講談社の文庫情報誌『IN・POCKET』を読んでいたら、京極夏彦さんが最近文庫になった『絡新婦の理』の原稿を、MacOSXとInDesignを使用してPDFで入校した、という記事が掲載されていました。
京極夏彦さんの作品の場合、現在のOSでは使用できない漢字を多く使用しているため、そのような漢字を使用する場合は自分で作字するそうです。そのためこれまでは、京極さんがワープロでまず漢字を作字し、原稿を印刷会社に送り、同じ漢字を印刷会社でも同様に作字してから、植字、組版し、それを印刷してゲラを出力し、出版社を通して京極さんにゲラを送り、京極さんが校正をし・・という風に煩雑な作業がありました。それが、MacOSXでInDesignを使用した場合、原稿を書いて、作字、組版、校正等すべて作者自身が作者自身の手で行うことができるので、最終的なレイアウトを含む原稿が完成したら、PDFでファイルを出力して、印刷会社に持っていくだけです。
MacOSXは、ご存知のとおりファイルをPDFで出力できるという素晴らしい機能が搭載されていて、これだけでも僕としては感動的なのですが、InDesign等を使用すれば、さらに個人で書籍まで作れてしまうという、非常に実用的な記事でございました。

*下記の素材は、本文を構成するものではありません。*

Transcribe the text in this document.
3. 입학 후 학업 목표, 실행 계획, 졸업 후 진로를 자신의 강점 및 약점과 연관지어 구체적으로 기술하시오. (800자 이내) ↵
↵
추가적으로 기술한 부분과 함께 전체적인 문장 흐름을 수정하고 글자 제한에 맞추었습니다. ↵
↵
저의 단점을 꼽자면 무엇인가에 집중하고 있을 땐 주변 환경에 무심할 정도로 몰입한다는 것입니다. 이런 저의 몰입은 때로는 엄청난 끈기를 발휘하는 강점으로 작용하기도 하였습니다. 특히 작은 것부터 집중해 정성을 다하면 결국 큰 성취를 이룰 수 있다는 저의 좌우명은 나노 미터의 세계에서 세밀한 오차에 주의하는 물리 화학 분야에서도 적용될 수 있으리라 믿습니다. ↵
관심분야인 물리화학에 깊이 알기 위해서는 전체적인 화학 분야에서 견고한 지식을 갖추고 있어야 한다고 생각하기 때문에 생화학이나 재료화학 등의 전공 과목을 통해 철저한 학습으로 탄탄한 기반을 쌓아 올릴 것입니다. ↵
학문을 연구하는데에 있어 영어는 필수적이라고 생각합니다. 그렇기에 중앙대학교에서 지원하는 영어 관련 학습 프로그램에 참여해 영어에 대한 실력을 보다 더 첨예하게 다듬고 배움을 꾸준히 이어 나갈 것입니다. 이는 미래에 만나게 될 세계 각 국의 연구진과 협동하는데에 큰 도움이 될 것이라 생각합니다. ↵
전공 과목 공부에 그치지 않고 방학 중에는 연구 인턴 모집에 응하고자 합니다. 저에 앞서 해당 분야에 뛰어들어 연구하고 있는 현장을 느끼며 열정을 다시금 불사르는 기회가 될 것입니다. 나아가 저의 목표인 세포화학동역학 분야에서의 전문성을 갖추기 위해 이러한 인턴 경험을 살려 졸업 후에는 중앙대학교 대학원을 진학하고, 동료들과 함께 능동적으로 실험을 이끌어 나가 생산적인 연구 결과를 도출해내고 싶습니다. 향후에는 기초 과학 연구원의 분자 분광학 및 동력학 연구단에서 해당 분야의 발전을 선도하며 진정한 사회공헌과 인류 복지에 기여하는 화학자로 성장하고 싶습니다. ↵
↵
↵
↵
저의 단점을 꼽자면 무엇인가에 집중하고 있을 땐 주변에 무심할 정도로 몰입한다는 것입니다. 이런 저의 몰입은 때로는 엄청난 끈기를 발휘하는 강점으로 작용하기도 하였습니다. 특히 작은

InDesignというアプリケーションは使ったことがないのですが、以前から話のある『鉄割本』を作成するときにちょっくら使ってみたいな、と思いました。
『鉄割本』、作ることは出来るのでしょうが、問題は中身ですね。
■米国人タリバン兵、映画「マルコムX」でイスラム教に心酔=米誌
ぼくの友人にも『マルコムX』を観てイスラム教に心酔した方がいます。彼は、みんなで旅行に行ったときに、次の日に食べようと思って冷蔵庫にいれておいた豚肉を、夜中のうちにたばこの灰をまぶして、ごみ箱の奥底のほうに突っ込んで食えないようにしておりました。一時はあごひげを生やして、一日五回メッカの方角へお祈りを捧げたりしておりましたが、今ではすっかり熱も冷めて、鉄割の脚本なんかを書いていますけど。
映画の力は、すさまじいものです。
■龍安寺の石庭 見ていると自ずと人は快く- 京大研究員ら 認知科学で仕掛け解明
なんなんでしょうね、こういう研究結果を最近よく目にしますけれど、人がなにかを見て心地よさを感じたり、感動したりする原因を認知科学で説明するというのは、どうも抵抗がありまして。
誰かが、映画を観たり絵画を観たりして感動したことを、「理由」を中心に説明しているのを聞くときに感じる違和感に似た感覚というか、恋愛なんかでもそうですけど、その人を愛している「理由」を説明できるうちはまだまだ本当の恋愛ではないのではないか、などと勝手に思っていまして、「〜だから面白い」とか、「〜だから好き」とか、それは好きであったり感動したりした要素のひとつではあっても絶対ではなくて、何かに感動したり愛したりするのは、ちょっと気取らせていただきますと、「魂が魅かれる」ような感覚で、「理由」なんて言葉では表現できるものではないのではないか、と。
ですから、認知科学の重要性は認識しつつも、現代では脳のどの部分をいじれば悲しくなるかとか、怒りだすとか、そんなことまで解明されているということを考えると、逆にそれを越えた感覚の世界の存在を強く夢想してしまいます。脳という檻の中で生きている僕たちは、結局は生物的な物理的法則に則って世界を生きているのかとか悲しくなったりもしますけど、そんな当たり前のことはどうでもよくて、問題なのは認知科学のような「心の原因」の科学の精神が間違って巷間に流布したときのことで、ぼくが何かに感動したり、誰かを愛したりしたときに、その「理由」を得意げに説明するような輩がいたら、指浣腸をしてやります。
けど、このような話は結構好きです。